The PHN Echo Z-Score Project excluded obese children from the study population, precluding a comparison of the normalization approaches in this group. When overweight children are compared with normal weight and underweight children, there are significant differences in aortic and LV Z-scores among the 3 groups. Cardiovascular structures seem bigger in the overweight group with height-based normalization and smaller with BSA-based normalization in the same population. An illustrative example of these differences can be provided by 2 children, one underweight and the other overweight, with a LV mass of 75 g. If both children had a height of 1.4 m, the height-based LV mass Z-score is 0.6 for both subjects but the BSA-based LV mass Z-score would be + 2.2 for the underweight child and − 0.4 for the overweight child. If we perform the same analysis for 2 children with a BSA of 1.15 m2, the BSA-based LV mass Z-score is + 1 for both subjects, but the height-based LV mass Z-score would be − 0.6 for the underweight child and + 2.8 for the overweight child (Supplementary Table C).

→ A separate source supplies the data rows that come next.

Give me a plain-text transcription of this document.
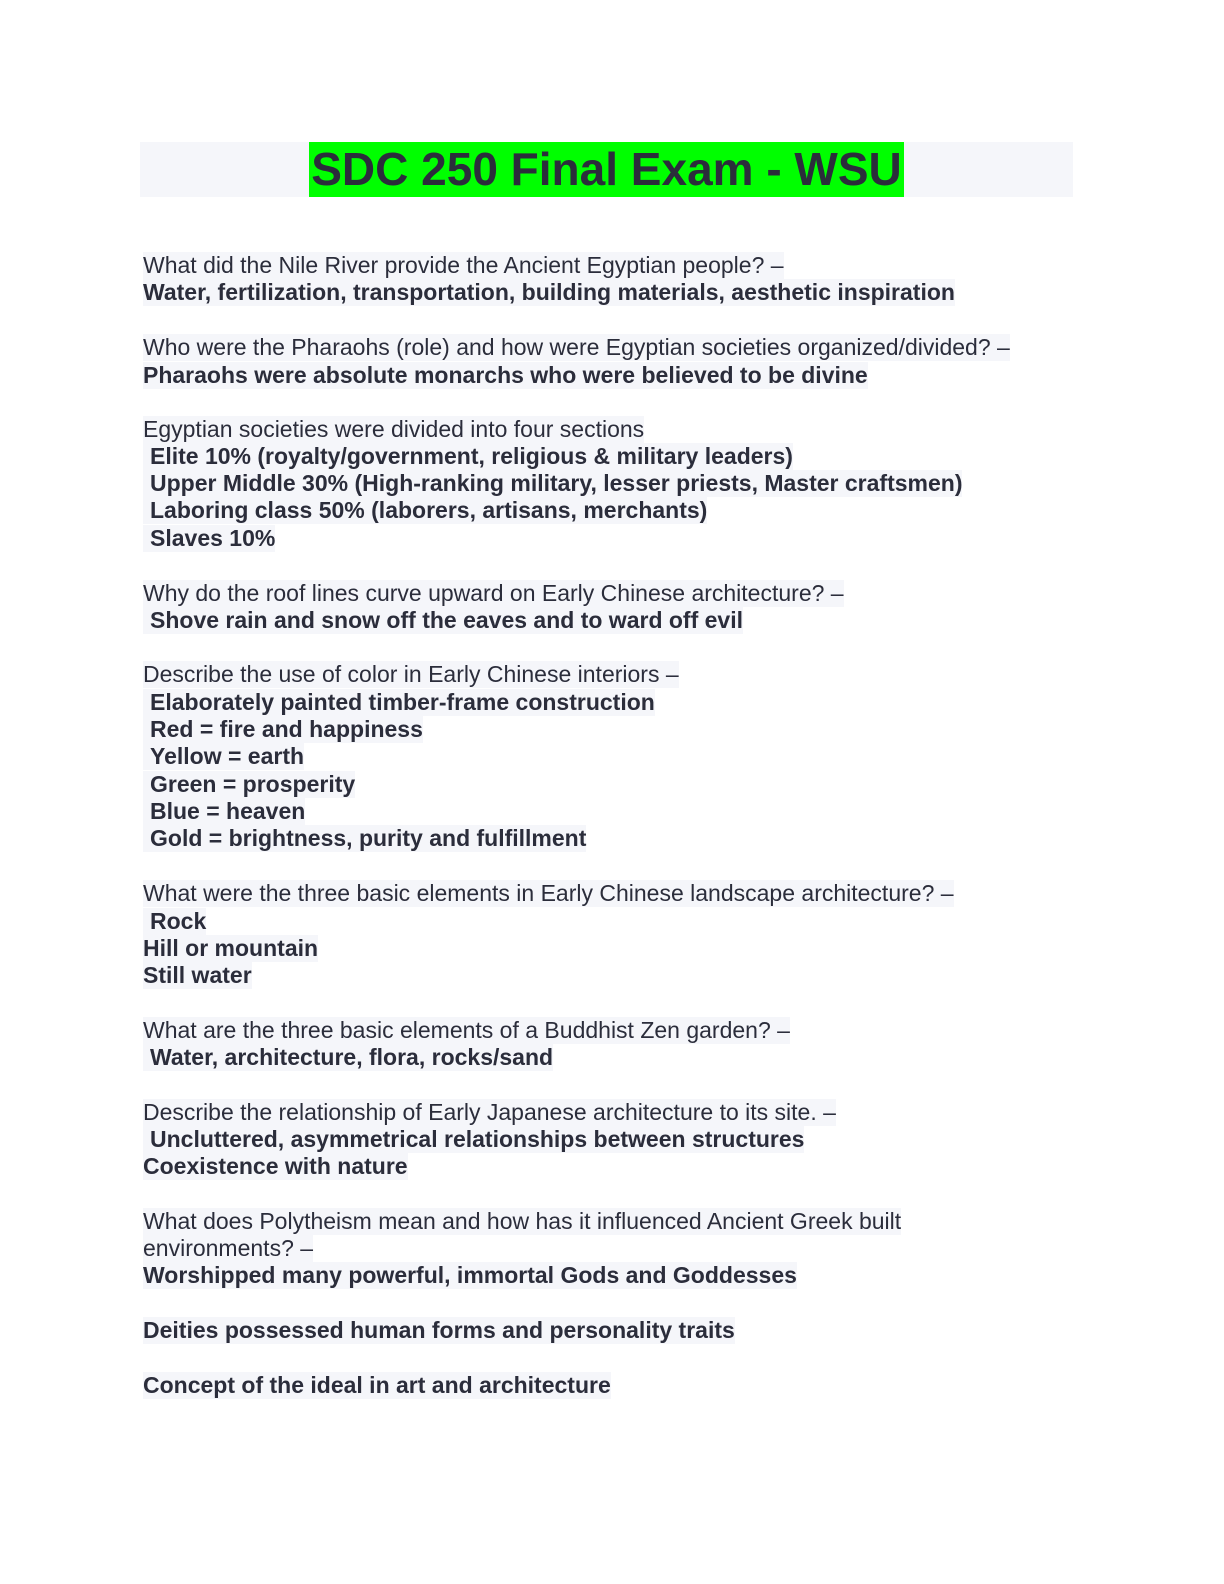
SDC 250 Final Exam - WSU
What did the Nile River provide the Ancient Egyptian people? –
Water, fertilization, transportation, building materials, aesthetic inspiration
Who were the Pharaohs (role) and how were Egyptian societies organized/divided? –
Pharaohs were absolute monarchs who were believed to be divine
Egyptian societies were divided into four sections
Elite 10% (royalty/government, religious & military leaders)
Upper Middle 30% (High-ranking military, lesser priests, Master craftsmen)
Laboring class 50% (laborers, artisans, merchants)
Slaves 10%
Why do the roof lines curve upward on Early Chinese architecture? –
Shove rain and snow off the eaves and to ward off evil
Describe the use of color in Early Chinese interiors –
Elaborately painted timber-frame construction
Red = fire and happiness
Yellow = earth
Green = prosperity
Blue = heaven
Gold = brightness, purity and fulfillment
What were the three basic elements in Early Chinese landscape architecture? –
Rock
Hill or mountain
Still water
What are the three basic elements of a Buddhist Zen garden? –
Water, architecture, flora, rocks/sand
Describe the relationship of Early Japanese architecture to its site. –
Uncluttered, asymmetrical relationships between structures
Coexistence with nature
What does Polytheism mean and how has it influenced Ancient Greek built
environments? –
Worshipped many powerful, immortal Gods and Goddesses
Deities possessed human forms and personality traits
Concept of the ideal in art and architecture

In fact, when looking specifically at the relationship between BMI Z-scores (as a measure of adiposity) and LV mass Z-scores based on both approaches (Fig. 2), the downward slope of the BSA-based relationship is less steep than the upward slope of the height-based relationship. In other words, height-based Z-scores were more likely to demonstrate the difference between underweight and overweight children than BSA-based Z-scores. The persistent relationship between height-based LV mass Z-scores and BMI Z-scores may provide some insight into the actual effect of adiposity on LV mass in underweight children.

Limitations

This was a retrospective study with the known biases associated with this type of analysis. Furthermore, this study was limited to non-obese children, so one cannot fully extrapolate the findings to obese children who usually have other comorbidities that may affect cardiovascular growth. Moreover, patients with systemic hypertension and other systemic disorders affecting the heart were also excluded from this evaluation. Simultaneous blood pressure and measurement data were not collected to assess the impact of blood pressure on aortic and LV sizes. The threshold of 5% and 10% for clinical significance of residual relationships for aortic and LV calculations, respectively, were based on previously published inter-observer variability. In order to decrease the complexity of the analysis, we limited the analysis to aortic and LV measurements, and the results cannot be generalized to other echocardiographic measures. Finally, BMI as an index of adiposity is limited, and evaluating the individual effects of lean body mass and adiposity on cardiovascular growth is beyond the scope of this study.

Conclusion

Normalization of aortic and LV sizes based on height is feasible and comparable to normalization based on BSA in healthy, non-obese children. The use of height results in higher cardiovascular Z-scores in heavier children, whereas the use of BSA results in higher cardiovascular Z-scores in lighter children. The performance of normalization based on height and BSA in the obese population warrants further studies.